Our meetings will consist of a mixture of lectures and readings of primary and secondary literature, which will be chiefly read and prepared independently. In December, participants will write a written exam on the course material up until that point counting towards 30% of the final mark.
Participants will also start work on a topic of their own choice related to the course (to be approved by the teacher), about which they will give an oral presentation of 30 minutes in class and, when taking the 10 EC option, write a final essay, due towards the end of the semester.
There will be ample room for discussion and students will be asked to end their presentations with a topic for discussion. Every student will also be asked to prepare a brief response (5 minutes) for one presentation of a fellow student. Depending of the number of participants, further lectures and readings may be given on the topic.

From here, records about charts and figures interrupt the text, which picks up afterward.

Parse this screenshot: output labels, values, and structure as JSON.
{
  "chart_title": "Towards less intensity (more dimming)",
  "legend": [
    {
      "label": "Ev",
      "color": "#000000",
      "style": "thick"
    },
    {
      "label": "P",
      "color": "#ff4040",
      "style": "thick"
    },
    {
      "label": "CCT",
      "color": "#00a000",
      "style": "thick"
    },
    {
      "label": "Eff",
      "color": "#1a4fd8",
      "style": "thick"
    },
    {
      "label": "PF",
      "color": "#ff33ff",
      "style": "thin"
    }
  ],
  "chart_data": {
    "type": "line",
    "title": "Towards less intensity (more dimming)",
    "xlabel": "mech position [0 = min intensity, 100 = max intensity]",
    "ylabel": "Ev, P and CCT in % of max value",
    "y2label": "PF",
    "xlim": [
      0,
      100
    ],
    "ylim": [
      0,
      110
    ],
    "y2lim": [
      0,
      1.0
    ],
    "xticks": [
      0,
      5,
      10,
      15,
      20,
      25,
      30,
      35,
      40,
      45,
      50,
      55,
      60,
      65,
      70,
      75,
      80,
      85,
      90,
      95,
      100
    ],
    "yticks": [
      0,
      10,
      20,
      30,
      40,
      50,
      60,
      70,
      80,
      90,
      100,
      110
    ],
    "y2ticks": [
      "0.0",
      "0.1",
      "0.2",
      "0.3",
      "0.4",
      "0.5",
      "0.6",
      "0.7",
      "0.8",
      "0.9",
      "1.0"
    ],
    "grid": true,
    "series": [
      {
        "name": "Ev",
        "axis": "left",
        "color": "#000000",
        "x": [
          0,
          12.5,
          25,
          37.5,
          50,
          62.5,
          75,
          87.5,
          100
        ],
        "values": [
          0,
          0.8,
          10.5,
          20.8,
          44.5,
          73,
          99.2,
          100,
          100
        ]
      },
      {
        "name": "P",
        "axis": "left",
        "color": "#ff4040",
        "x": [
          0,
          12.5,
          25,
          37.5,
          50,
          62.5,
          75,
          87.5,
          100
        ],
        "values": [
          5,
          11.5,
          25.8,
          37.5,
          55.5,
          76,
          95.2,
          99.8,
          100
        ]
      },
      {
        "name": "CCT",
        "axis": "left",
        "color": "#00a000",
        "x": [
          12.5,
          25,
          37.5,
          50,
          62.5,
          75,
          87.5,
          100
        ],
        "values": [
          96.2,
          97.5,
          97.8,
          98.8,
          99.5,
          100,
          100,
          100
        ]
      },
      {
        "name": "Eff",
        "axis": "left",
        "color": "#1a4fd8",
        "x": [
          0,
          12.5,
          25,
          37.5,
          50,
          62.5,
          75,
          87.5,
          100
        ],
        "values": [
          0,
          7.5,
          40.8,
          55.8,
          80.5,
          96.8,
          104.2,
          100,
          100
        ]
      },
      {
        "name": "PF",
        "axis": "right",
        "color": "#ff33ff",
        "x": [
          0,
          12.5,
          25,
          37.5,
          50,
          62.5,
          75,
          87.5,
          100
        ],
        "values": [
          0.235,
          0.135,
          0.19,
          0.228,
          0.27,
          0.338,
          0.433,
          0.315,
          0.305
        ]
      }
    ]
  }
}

After the course, participants will have a wide and deep understanding of the textual world concerning the Acropolis of Athens, and will be able to relate this knowledge to the actual archaeological monument.

Course objectives

At the end of this course, students will:

  • be familiar with recent and ancient scholarship and original source material on the Acropolis;

  • have the skill to read and assess these sources, and understand them within their cultural context, as demonstrated in written examination;

  • possess knowledge of the history of scholarship concerning the Acropolis;

  • be capable of critical assessment of secondary literature.

  • Research MA students: Advanced research skills: independent formulation of complex research question, collecting materials (both primary texts and results of earlier research). Analyzing results, constructing arguments, formulating conclusions.

  • MA students: Research skills as above, but with fewer materials and more help, as specified in the first session of class.

  • Oral presentation: presenting clearly and on the basis of arguments the results of the student’s research. Effective use of hand-out, illustrations and/or multi-media techniques;

  • Written presentation: setting out research results effectively, clearly and in a well-structured manner. The student will be capable to demonstrate in writing their grasp of critical issues in recent scholarship, and to test and assess recent scholarly contributions by confronting them with the original source material.

This research seminar contributes to the achievement of learning outcomes 4a and 4c (to give and write a clear and well-argued oral and written presentation on a research topic in accordance with academic standards) of the study programme Classics and Ancient Civilizations.


The timetable is available on the MA Classics and Ancient Civilizations website and the Research MA Classics and Ancient Civilizations website.

Mode of instruction

  • Lecture

  • Seminar

  • Research

Course Load

Total course load 10 EC x 28 hours= 280 hours; or 5 EC x 28 hours= 140 hours

  • Class hours: 14 × 2= 28 hours;

  • Preparation examination: 52 hours;

  • Oral presentation: 40 hours;

  • Abstract: 20 hours;

  • Paper: 140 hours.

Assessment Method

In case of 10 EC:

  • Written examination with essay questions (30%);

  • Paper (50%; 4500-5500 words (Research MA) or 3500-4500 words (regular MA))

  • Oral presentation and response + participation (20%).

In case of 5 EC:

  • Written examination with essay questions (50%)

  • Abstract (20%)

  • Oral presentation and response + participation (30%)


The final mark for the course is established by determining the weighted average.


If the overall mark is unsatisfactory, the student can either revise the paper or retake the examination (after consultation with the teacher). There is no resit for the oral presentation and participation. If the final mark is sufficient, the examination and paper cannot be retaken.

Inspection and feedback

How and when an exam review will take place will be disclosed together with the publication of the exam results at the latest. If a student requests a review within 30 days after publication of the exam results, an exam review will have to be organized.


Blackboard will be used for:

  • Course material

  • Announcements

  • Turning in of Assignments

Reading list

Course material will be made available through Blackboard.


Enrolment through uSis is mandatory.
General information about uSis is available on the website.